The movie entered TIFF with a widely reported $6 million offer from CBS Films already on the table, with some rumors circulating that the company had already closed the sale. The film was previously acquired by Miramax before its completion for the same amount, and CBS reportedly offered that without seeing the film. According to a source with knowledge of the deal, CBS lowered its offer to $2 million after the film’s TIFF premiere, when relative newcomer Neon and 30West outbid it with a $5 million offer. Positive reviews, along with awards buzz for Allison Janney and Margot Robbie, enhanced its clout.
Neon is currently basking in the success of “Ingrid Goes West,” the Aubrey Plaza vehicle that has already grossed $2.7 million in limited release. Like that movie, “I, Tonya” is a dark comedy with a strong female performance — in this case, the notorious rise and fall of figure skater Harding, and the crime-gone-wrong saga surrounding her and her husband’s role in breaking competitor Nancy Kerrigan’s kneecap. The movie unfolds as a mixture of Christopher Guest-style mockumentary and dramatizations. Robbie’s performance as Harding has been praised for its tough, confrontational qualities, but it’s Janney — as Harding’s foul-mouthed, abusive mother — who many believe to be the film’s biggest selling point.
“It’s been a whirlwind couple of days and we’re so thrilled by the overwhelming response ‘I, Tonya’ received since premiering in Toronto,” said sales company LuckyChap Entertainment and Clubhouse Pictures in a statement. “This film means the world to us and we’re really happy to find a distribution partner in Neon, who loves it as much as we do. From the first meeting we had with them, their passion spoke volumes. They completely captured the essence and tone of our film and embraced the spirit of it through their innovative marketing approach.”
In his B+ review of the film, David Ehrlich wrote that the film was “more than the trashy pop time machine that audiences might expect.”
The movie’s potential also suggests another wave of ‘90s nostalgia at the movies, following up on last year’s double-header of the Oscar-winning documentary “OJ: Made in America” and “The People v O.J. Simpson: American Crime Story.” On one level, “I, Tonya” echoes both films in that it captures roughly the same era through non-fiction materials (archival footage and real-life interviews transcribed for the screenplay) with dramatizations of a definitive moment in American media history.
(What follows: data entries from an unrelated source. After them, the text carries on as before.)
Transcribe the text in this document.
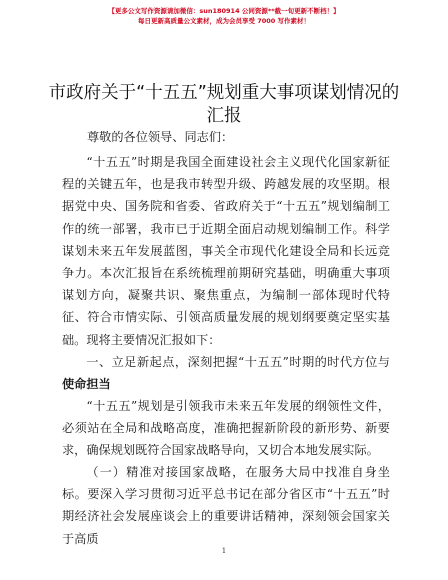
【更多公文写作资源请加微信：sun180914 公同资源**截一旬更新不断档！】
每日更新高质量公文素材，成为会员享受 7000 写作素材！
市政府关于“十五五”规划重大事项谋划情况的汇报
尊敬的各位领导、同志们：

“十五五”时期是我国全面建设社会主义现代化国家新征程的关键五年，也是我市转型升级、跨越发展的攻坚期。根据党中央、国务院和省委、省政府关于“十五五”规划编制工作的统一部署，我市已于近期全面启动规划编制工作。科学谋划未来五年发展蓝图，事关全市现代化建设全局和长远竞争力。本次汇报旨在系统梳理前期研究基础，明确重大事项谋划方向，凝聚共识、聚焦重点，为编制一部体现时代特征、符合市情实际、引领高质量发展的规划纲要奠定坚实基础。现将主要情况汇报如下：

一、立足新起点，深刻把握“十五五”时期的时代方位与使命担当

“十五五”规划是引领我市未来五年发展的纲领性文件，必须站在全局和战略高度，准确把握新阶段的新形势、新要求，确保规划既符合国家战略导向，又切合本地发展实际。

（一）精准对接国家战略，在服务大局中找准自身坐标。要深入学习贯彻习近平总书记在部分省区市“十五五”时期经济社会发展座谈会上的重要讲话精神，深刻领会国家关于高质

1
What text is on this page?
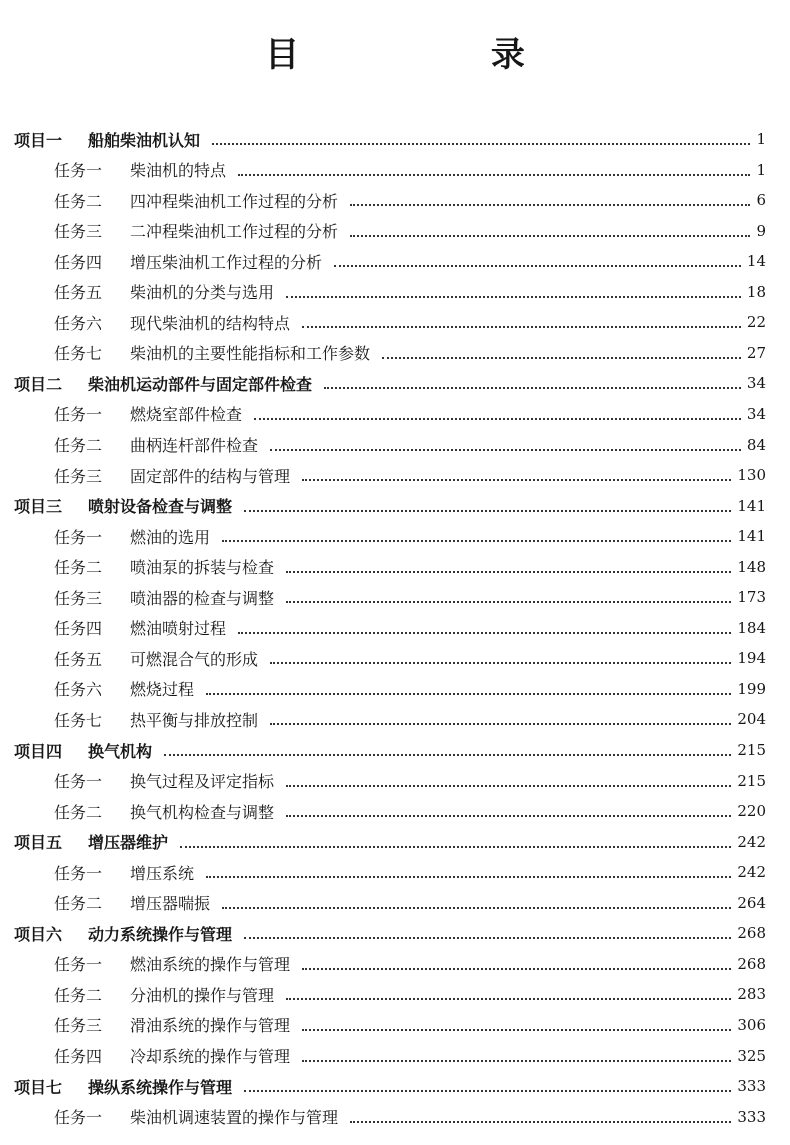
目 录
项目一	船舶柴油机认知	1
任务一	柴油机的特点	1
任务二	四冲程柴油机工作过程的分析	6
任务三	二冲程柴油机工作过程的分析	9
任务四	增压柴油机工作过程的分析	14
任务五	柴油机的分类与选用	18
任务六	现代柴油机的结构特点	22
任务七	柴油机的主要性能指标和工作参数	27
项目二	柴油机运动部件与固定部件检查	34
任务一	燃烧室部件检查	34
任务二	曲柄连杆部件检查	84
任务三	固定部件的结构与管理	130
项目三	喷射设备检查与调整	141
任务一	燃油的选用	141
任务二	喷油泵的拆装与检查	148
任务三	喷油器的检查与调整	173
任务四	燃油喷射过程	184
任务五	可燃混合气的形成	194
任务六	燃烧过程	199
任务七	热平衡与排放控制	204
项目四	换气机构	215
任务一	换气过程及评定指标	215
任务二	换气机构检查与调整	220
项目五	增压器维护	242
任务一	增压系统	242
任务二	增压器喘振	264
项目六	动力系统操作与管理	268
任务一	燃油系统的操作与管理	268
任务二	分油机的操作与管理	283
任务三	滑油系统的操作与管理	306
任务四	冷却系统的操作与管理	325
项目七	操纵系统操作与管理	333
任务一	柴油机调速装置的操作与管理	333
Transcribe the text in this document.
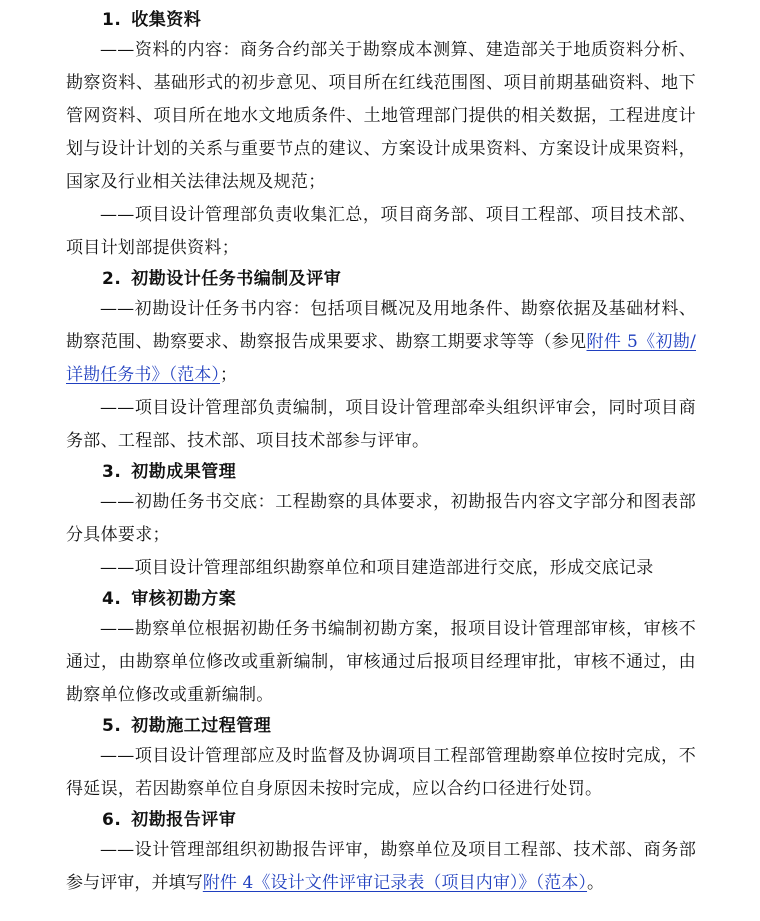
1. 收集资料

——资料的内容：商务合约部关于勘察成本测算、建造部关于地质资料分析、勘察资料、基础形式的初步意见、项目所在红线范围图、项目前期基础资料、地下管网资料、项目所在地水文地质条件、土地管理部门提供的相关数据，工程进度计划与设计计划的关系与重要节点的建议、方案设计成果资料、方案设计成果资料，国家及行业相关法律法规及规范；

——项目设计管理部负责收集汇总，项目商务部、项目工程部、项目技术部、项目计划部提供资料；

2. 初勘设计任务书编制及评审

——初勘设计任务书内容：包括项目概况及用地条件、勘察依据及基础材料、勘察范围、勘察要求、勘察报告成果要求、勘察工期要求等等（参见附件 5《初勘/详勘任务书》（范本）；

——项目设计管理部负责编制，项目设计管理部牵头组织评审会，同时项目商务部、工程部、技术部、项目技术部参与评审。

3. 初勘成果管理

——初勘任务书交底：工程勘察的具体要求，初勘报告内容文字部分和图表部分具体要求；

——项目设计管理部组织勘察单位和项目建造部进行交底，形成交底记录

4. 审核初勘方案

——勘察单位根据初勘任务书编制初勘方案，报项目设计管理部审核，审核不通过，由勘察单位修改或重新编制，审核通过后报项目经理审批，审核不通过，由勘察单位修改或重新编制。

5. 初勘施工过程管理

——项目设计管理部应及时监督及协调项目工程部管理勘察单位按时完成，不得延误，若因勘察单位自身原因未按时完成，应以合约口径进行处罚。

6. 初勘报告评审

——设计管理部组织初勘报告评审，勘察单位及项目工程部、技术部、商务部参与评审，并填写附件 4《设计文件评审记录表（项目内审）》（范本）。
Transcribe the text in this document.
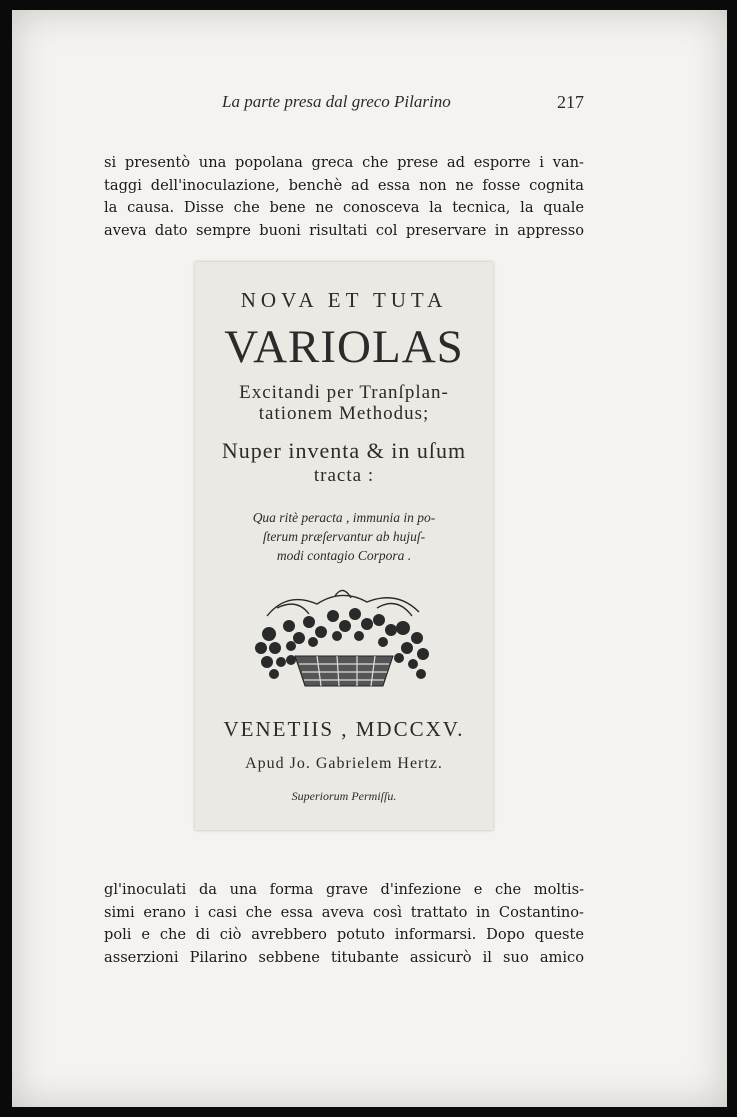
La parte presa dal greco Pilarino	217

si presentò una popolana greca che prese ad esporre i van-
taggi dell'inoculazione, benchè ad essa non ne fosse cognita
la causa. Disse che bene ne conosceva la tecnica, la quale
aveva dato sempre buoni risultati col preservare in appresso

NOVA ET TUTA
VARIOLAS
Excitandi per Tranſplan-
tationem Methodus;
Nuper inventa & in uſum
tracta :
Qua ritè peracta , immunia in po-
ſterum præſervantur ab hujuſ-
modi contagio Corpora .
VENETIIS , MDCCXV.
Apud Jo. Gabrielem Hertz.
Superiorum Permiſſu.

gl'inoculati da una forma grave d'infezione e che moltis-
simi erano i casi che essa aveva così trattato in Costantino-
poli e che di ciò avrebbero potuto informarsi. Dopo queste
asserzioni Pilarino sebbene titubante assicurò il suo amico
Some major buyers at TIFF said they weren’t entirely sold on the movie’s ambitious structure or its use of CGI to recreate major skating sequences, but few could deny the strength of its performances or the sheer crowdpleasing potential of watching Harding’s story unfold in her own words. It remains to be seen if the movie can permeate a crowded best actress field that already includes significant momentum for Saoirse Ronan (“Lady Bird”), Gal Gadot (“Wonder Woman”), Frances McDormand (“Three Billboards Outside of Ebbing, Missouri”), Annette Bening (“Film Stars Don’t Die in Liverpool”) and Sally Hawkins (“The Shape of Water”). Janney, however, stands a strong chance of building on the immediate buzz for her performance out of TIFF; she has never been nominated by the Academy before.